¶ Platform SSO
In order to enable SSO on macOS devices and allow users to log in with their Entra credentials as well as loging in with the Phishing Resistant Multi-Factor Authentication Secure Enclave, Platform SSO must be implemented. Previously, there were three other tools to achieve a similar functionality, namely Domain Join, Microsoft Enterprise SSO plug-in, and Kerberos SSO. Platform SSO combines them in one tool to deploy, it is the Microsoft prefered and recommended option.
¶ Prerequisites
- macOS 13.0 and newer
- Microsoft Intune Company Portal app version 5.2404.0 and newer deployed to the devices
- Microsoft Single Sign On extension if Chrome is being used
- An Apple T2 Security Chip or Apple Chips for Secure Enclave
For instructions on how to deploy Cloud Kerberos Trust to access local file shares without a password, see whfb-cloud-kerberos-trust.
¶ Deploying Platform SSO
Microsoft recommends using Secure Enclave as the authentication method when configuring Platform SSO
¶ Intune
MS Documentation: https://learn.microsoft.com/mem/intune/configuration/platform-sso-macos
-
Create the Extensible Single Sign On (SSO) Intune Settings Catalogue Policy
-
Enter these values and deploy the policy to the desired devices
-
The user will be prompted to login with their Entra credentials and MFA in order to enable Platfrom SSO and join the device to Entra
¶ Adding Non-Microsoft apps
-
In order to enable SSO on non-Microsoft apps select "Extension Data" in the settings picker
-
In Extension Data, add the following keys and values:
- AppPrefixAllowList
Type: String
Value: The prefixes of your apps (eg. com.fortinet., com.apple. ...)
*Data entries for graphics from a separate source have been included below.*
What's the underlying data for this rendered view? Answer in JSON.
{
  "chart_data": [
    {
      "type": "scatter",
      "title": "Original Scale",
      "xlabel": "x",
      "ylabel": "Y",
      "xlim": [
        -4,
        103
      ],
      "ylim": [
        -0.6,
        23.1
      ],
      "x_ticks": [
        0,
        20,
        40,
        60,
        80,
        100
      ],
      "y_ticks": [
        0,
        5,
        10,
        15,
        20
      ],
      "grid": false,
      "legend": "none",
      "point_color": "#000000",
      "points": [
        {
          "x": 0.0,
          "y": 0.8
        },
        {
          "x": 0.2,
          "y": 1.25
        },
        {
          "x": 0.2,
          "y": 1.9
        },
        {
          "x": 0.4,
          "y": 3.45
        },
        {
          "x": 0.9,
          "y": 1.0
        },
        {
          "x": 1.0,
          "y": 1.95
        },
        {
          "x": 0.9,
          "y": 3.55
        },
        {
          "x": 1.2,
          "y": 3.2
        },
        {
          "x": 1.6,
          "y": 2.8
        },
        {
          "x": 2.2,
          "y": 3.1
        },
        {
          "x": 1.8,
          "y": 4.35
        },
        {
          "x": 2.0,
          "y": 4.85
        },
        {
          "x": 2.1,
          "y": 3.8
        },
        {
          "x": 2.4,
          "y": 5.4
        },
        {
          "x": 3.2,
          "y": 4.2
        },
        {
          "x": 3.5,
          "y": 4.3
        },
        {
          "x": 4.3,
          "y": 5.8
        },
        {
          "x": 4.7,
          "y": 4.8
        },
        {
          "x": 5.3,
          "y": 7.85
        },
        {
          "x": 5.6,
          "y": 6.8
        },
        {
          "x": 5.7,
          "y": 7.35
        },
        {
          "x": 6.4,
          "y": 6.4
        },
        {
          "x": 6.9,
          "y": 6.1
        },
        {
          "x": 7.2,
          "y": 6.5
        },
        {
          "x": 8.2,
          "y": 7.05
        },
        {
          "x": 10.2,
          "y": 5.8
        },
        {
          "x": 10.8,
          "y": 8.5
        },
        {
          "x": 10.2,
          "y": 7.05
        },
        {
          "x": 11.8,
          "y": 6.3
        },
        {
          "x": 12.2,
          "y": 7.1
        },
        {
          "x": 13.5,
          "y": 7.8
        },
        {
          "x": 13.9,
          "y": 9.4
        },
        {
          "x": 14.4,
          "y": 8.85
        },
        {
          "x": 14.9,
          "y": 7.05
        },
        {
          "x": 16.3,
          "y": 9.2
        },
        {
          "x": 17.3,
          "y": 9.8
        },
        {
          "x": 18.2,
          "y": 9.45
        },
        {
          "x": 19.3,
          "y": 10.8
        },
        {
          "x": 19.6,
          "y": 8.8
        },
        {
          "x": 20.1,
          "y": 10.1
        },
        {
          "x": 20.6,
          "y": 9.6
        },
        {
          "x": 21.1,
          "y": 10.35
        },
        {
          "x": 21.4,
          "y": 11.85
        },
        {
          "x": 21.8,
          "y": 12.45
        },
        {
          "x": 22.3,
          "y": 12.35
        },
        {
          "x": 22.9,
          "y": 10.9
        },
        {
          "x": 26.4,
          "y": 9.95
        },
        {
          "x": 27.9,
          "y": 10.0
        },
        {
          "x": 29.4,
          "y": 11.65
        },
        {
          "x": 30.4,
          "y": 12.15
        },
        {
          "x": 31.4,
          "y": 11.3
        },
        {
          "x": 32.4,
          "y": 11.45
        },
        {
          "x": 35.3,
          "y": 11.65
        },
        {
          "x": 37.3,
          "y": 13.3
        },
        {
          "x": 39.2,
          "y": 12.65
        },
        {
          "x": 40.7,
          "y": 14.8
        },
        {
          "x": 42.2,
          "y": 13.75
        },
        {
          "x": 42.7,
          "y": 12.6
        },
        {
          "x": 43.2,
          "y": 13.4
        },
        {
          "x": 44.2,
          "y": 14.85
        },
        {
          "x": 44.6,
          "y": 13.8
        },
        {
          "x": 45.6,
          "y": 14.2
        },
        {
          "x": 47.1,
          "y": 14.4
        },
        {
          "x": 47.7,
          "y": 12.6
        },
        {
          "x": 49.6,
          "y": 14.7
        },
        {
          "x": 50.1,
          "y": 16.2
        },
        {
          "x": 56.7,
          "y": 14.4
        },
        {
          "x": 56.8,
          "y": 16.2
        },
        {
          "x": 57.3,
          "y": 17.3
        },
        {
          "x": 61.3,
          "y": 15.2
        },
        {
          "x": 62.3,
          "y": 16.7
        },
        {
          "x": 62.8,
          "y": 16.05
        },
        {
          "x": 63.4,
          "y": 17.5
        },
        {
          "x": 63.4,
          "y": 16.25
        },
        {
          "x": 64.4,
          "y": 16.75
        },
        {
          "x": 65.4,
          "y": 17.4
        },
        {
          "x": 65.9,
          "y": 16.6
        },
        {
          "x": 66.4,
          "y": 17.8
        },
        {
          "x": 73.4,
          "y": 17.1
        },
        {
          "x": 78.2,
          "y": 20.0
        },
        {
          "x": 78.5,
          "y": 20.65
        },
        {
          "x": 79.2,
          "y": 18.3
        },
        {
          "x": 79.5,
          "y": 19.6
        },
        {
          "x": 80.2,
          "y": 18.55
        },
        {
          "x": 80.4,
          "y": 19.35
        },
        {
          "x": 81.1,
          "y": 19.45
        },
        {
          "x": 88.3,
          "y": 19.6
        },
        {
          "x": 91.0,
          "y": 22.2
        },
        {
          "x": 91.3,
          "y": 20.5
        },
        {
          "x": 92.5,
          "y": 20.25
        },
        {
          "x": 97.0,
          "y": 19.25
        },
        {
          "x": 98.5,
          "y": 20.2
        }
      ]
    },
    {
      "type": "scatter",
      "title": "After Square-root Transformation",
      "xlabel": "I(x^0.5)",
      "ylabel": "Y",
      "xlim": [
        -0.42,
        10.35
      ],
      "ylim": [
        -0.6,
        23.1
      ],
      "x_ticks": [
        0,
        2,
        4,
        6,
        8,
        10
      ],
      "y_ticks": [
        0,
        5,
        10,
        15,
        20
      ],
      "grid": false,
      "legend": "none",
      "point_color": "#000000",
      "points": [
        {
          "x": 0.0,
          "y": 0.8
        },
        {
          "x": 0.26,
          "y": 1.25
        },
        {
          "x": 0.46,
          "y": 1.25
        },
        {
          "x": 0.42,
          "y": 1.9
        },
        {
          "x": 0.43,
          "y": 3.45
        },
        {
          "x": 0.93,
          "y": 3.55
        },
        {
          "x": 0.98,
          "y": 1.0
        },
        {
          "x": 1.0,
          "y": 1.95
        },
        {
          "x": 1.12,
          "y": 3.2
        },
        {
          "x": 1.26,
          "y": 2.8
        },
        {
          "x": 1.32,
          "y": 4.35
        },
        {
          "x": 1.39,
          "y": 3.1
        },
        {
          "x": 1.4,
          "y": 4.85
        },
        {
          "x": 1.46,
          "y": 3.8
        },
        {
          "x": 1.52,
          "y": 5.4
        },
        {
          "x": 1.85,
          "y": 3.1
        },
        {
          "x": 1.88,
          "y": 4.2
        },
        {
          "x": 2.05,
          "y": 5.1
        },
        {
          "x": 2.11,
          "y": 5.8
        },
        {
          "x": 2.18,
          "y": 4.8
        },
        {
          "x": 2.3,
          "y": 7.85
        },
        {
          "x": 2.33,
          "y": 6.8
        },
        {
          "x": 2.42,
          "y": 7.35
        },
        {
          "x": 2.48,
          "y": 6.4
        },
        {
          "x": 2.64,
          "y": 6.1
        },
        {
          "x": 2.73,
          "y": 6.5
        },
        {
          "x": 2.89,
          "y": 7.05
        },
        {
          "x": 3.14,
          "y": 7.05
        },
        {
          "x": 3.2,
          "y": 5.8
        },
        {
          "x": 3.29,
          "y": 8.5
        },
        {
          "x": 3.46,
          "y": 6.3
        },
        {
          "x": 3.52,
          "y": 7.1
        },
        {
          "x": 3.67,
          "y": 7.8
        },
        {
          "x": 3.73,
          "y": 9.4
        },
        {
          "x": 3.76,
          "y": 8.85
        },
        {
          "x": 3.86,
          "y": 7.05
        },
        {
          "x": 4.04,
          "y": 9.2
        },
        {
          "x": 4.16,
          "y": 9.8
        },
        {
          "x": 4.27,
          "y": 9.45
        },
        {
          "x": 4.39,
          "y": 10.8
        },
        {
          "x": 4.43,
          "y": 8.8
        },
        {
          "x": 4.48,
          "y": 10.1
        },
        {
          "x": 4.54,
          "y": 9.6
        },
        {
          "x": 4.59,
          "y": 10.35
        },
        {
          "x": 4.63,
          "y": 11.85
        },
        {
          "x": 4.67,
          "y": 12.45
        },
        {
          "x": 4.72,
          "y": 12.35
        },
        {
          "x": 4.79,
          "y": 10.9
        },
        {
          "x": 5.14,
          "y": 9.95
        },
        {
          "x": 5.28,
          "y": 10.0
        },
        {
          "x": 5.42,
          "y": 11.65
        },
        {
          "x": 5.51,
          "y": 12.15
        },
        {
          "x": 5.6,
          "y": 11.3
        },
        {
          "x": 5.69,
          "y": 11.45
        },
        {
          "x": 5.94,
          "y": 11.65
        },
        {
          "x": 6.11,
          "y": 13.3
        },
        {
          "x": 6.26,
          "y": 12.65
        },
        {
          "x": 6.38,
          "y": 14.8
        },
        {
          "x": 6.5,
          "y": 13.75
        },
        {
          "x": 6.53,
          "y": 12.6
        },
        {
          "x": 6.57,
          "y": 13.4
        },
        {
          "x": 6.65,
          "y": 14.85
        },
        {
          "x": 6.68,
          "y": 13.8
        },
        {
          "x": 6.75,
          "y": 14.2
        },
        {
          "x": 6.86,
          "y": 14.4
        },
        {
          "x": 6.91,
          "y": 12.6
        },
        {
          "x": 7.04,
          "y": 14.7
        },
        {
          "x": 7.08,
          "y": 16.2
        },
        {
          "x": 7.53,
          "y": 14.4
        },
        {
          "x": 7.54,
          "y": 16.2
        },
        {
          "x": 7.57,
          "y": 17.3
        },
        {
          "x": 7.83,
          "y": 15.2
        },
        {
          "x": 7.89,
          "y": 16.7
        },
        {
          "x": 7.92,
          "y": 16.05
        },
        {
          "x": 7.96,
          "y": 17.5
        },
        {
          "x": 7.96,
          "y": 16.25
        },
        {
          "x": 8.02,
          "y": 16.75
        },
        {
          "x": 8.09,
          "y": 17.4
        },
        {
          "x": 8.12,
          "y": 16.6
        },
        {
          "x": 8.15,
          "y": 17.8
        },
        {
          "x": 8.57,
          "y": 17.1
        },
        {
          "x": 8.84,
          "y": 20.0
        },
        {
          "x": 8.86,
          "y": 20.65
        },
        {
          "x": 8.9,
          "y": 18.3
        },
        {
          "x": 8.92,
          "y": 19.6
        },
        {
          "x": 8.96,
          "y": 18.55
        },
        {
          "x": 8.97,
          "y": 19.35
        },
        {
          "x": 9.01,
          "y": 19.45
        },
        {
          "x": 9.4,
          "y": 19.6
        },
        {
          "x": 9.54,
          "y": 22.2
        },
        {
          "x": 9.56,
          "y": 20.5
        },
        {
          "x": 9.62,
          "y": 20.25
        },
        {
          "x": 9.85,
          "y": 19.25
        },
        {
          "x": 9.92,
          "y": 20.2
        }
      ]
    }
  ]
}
You can get the full app name in the Intune portal, or run this command in a Terminal on your Mac.
osasscript -e 'id of app "Your app name here"'
-
browser_sso_interaction_enabled
Type: Integer
Value: 1 -
disable_explicit_app_prompt
Type: Integer
Value: 1
¶ Enforcing Secure Enclave as MFA
-
To enforce Secure Enclave as MFA, create a Conditional Access Policy, and choose Windows Hello for Business as the authentication type, it includes Secure Enclave.
-
To login with Secure Enclave, do not enter the email at the Entra login page. Choose login options, and then choose "Face, fingerprint, PIN or security key" to login.
For the user to go "passwordless", you would need to scramble the password from the user in Entra or AD to a strong unknown value, as a Passkey is an alternative login method, and a hacker could use the password to login instead.
¶ Validating Functionality & Troubleshooting
To verify if Platfrom SSO has been deployed successfully on a device, enter app-sso platform -s into a Terminal on a Mac and you should see an SSO Token.
Note: The Microsoft Intune Company Portal app functions as the authentication broker. If the app stops working, the authentication breaks.